Китайская поговорка «Я ем все двуногое, кроме своих родственников, и все четвероногое, кроме обеденного стола» чаще всего цитируется совсем не в первоначальном ее смысле, имея в виду склонность к употреблению экзотических деликатесов, большинство которых, кстати говоря, либо вовсе не имеет ног, либо имеет больше четырех. Она просто подчеркивает китайскую гастрономическую экономность и практичность. Первый человек, попробовавший устрицу, был не храбрым, а голодным.
Писать эту книгу само по себе не слишком приятное занятие: основа возникла, когда из рожденных в результате «мозгового штурма» трехсот или четырехсот страниц вычеркнулось сто пятьдесят или двести, и в остаток пришлось уместить все, что должно быть в тексте такой длины: мясо и кости, соединительные ткани, хрящи и внутренности и – что должно присутствовать буквально во всем – страсть и живость, и это еще не считая самого тяжелого в писательском искусстве, композиции, которой очень часто писатели владеют так слабо, что иные глупцы уже выставляют эту импотентность критерием современности написанного.
«Теоморфологический Ветхий Завет сира де Гедона» Мартина Ноймана – типичное австрийское псевдобарокко, хотя и неплохо написанное. Оно показалось мне слегка настоянным на Дали.
В иудейской мифологии я нашел описание человекоподобного зверя, который даже способен разговаривать, хотя и нечленораздельно. Этот зверь привязан к земле веревкой, исходящей из пупа, и питается травой, растущей в пределах досягаемости, а если «кто подойдет туда, куда позволяет дотянуться веревка, тех зверь терзает». Охотятся на этого зверя, стрелой перебивая веревку, и тогда «зверь испускает пронзительный крик и падает наземь». Описание мне понравилось, но кое-что в мифе осталось неясным: чем этот человекоподобный вегетарианец растерзывает свои жертвы и, что более существенно, зачем же ему питаться травой, если он за пуп привязан к матери-земле?
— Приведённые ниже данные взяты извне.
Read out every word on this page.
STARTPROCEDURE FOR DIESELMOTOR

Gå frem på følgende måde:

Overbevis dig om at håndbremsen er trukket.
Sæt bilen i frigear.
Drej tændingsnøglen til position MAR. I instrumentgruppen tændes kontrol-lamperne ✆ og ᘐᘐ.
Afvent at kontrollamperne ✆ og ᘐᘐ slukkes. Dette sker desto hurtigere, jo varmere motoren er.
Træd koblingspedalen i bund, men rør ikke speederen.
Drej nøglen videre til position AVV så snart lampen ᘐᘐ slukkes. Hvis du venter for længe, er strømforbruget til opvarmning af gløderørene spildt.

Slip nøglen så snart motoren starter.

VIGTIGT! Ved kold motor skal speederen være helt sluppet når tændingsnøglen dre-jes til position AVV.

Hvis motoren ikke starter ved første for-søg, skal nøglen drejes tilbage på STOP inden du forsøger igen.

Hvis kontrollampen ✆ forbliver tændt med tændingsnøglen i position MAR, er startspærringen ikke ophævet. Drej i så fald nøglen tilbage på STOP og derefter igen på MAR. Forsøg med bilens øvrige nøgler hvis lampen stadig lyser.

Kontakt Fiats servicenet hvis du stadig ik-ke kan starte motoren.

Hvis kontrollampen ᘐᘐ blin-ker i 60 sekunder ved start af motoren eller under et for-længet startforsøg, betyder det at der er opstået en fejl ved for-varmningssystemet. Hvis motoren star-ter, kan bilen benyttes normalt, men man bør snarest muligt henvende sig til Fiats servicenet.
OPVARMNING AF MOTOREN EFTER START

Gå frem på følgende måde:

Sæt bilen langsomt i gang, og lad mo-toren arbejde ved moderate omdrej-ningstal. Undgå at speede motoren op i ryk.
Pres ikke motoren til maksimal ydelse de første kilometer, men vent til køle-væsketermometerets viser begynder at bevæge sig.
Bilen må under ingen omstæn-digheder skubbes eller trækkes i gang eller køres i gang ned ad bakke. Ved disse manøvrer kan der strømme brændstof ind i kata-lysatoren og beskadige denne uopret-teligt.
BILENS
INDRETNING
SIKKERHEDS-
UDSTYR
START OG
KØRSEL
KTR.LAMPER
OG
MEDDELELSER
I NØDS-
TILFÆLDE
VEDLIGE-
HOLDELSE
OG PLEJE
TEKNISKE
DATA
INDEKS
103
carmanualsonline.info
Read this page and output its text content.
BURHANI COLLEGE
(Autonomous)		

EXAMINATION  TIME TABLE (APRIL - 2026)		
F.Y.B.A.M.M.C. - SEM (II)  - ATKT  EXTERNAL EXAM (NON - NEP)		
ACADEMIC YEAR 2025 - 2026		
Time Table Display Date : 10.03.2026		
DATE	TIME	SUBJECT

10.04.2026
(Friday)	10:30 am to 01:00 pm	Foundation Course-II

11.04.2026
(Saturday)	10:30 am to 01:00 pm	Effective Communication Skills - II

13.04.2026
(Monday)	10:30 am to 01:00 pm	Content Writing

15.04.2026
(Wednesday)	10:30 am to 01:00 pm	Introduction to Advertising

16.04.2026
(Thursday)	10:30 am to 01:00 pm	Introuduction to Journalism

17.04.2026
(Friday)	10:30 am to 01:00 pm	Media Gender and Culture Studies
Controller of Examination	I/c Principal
Из всех поглощаемых нами лакомств лишь табачный дым не тяжелит желудка.
Весна в этом году выдалась ранняя. Мы взяли велосипеды и отправились на первый в году пикник – из хлеба, вина, козьего сыра, колбасы, помидоров и – наша единственная экстравагантность – «Тысячелетних яиц» Дали. Результатом были, как всегда, легкая боль в животе и изрядная усталость.
Упадок социальной значимости дворянства весьма однозначно соответствует совершенствованию свинской породы. Благодаря усилиям баварского эксперта по животноводству Вольфа, барона фон Тухера, помимо прежних пород «породистой немецкой ландсвиньи» и «благородной немецкой свиньи», уже несколько лет существуют «высокородные свиньи», голубокровные настолько, что порода их удостоена латинского названия.